A loophole in the MP complaints system may see Rob Roberts avoid a by-election – despite his whopping 6-week suspension. Suspension judgments greater than 10 sitting days – handed down from the Standards Commissioner – entitle an MP’s constituents to initiate a recall petition; if it hits a 10% threshold, a by-election would have to be held. Yet because the ruling came from the newly-established Independent Expert Panel, Rob Roberts’ suspension will not entitle his constituents to this right.

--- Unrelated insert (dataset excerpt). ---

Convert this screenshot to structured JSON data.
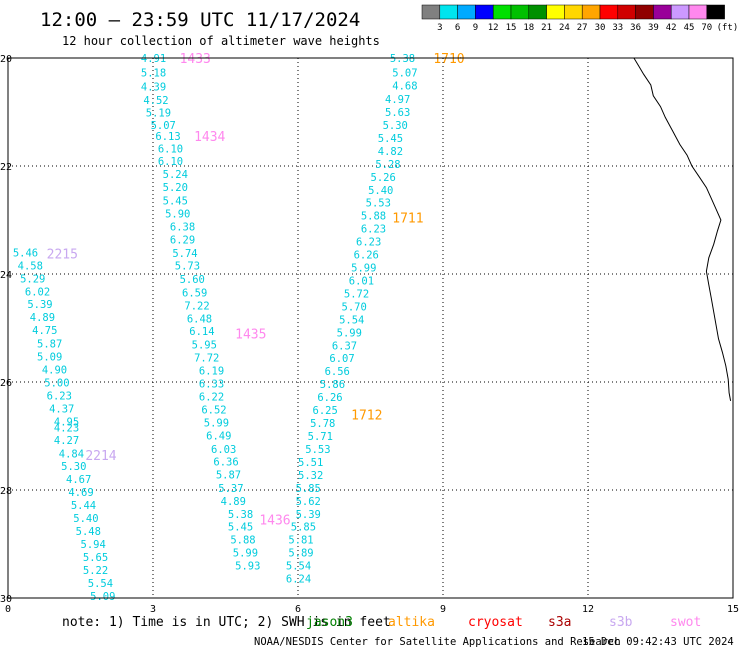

The IEP was only established in 2020 – this is the first ruling against an MP by it, thereby explaining why the loophole’s only just been noticed.
Various senior ministers have indicated moves are afoot to close this loophole, though it may not come in time to see Roberts sacked by his voters. There are also concerns that retrospective changes to target one individual may not go down well. Retrospective legislation is rightly seen as bad law. The government has said Jacob Rees-Mogg will “invite relevant bodies to consider whether any changes could be made in future to the process to enable recall to be triggered.” The phrasing “in future” make Mogg’s orthodox view clear.
This morning Grant Shapps said he agreed “this loophole does need to be closed”, and at PMQs Boris said he would “take that point very seriously” when asked by a Welsh Labour MP whether the government would introduce emergency measures to close the loophole. It sounds like MPs are to vote on Roberts’ suspension tomorrow morning.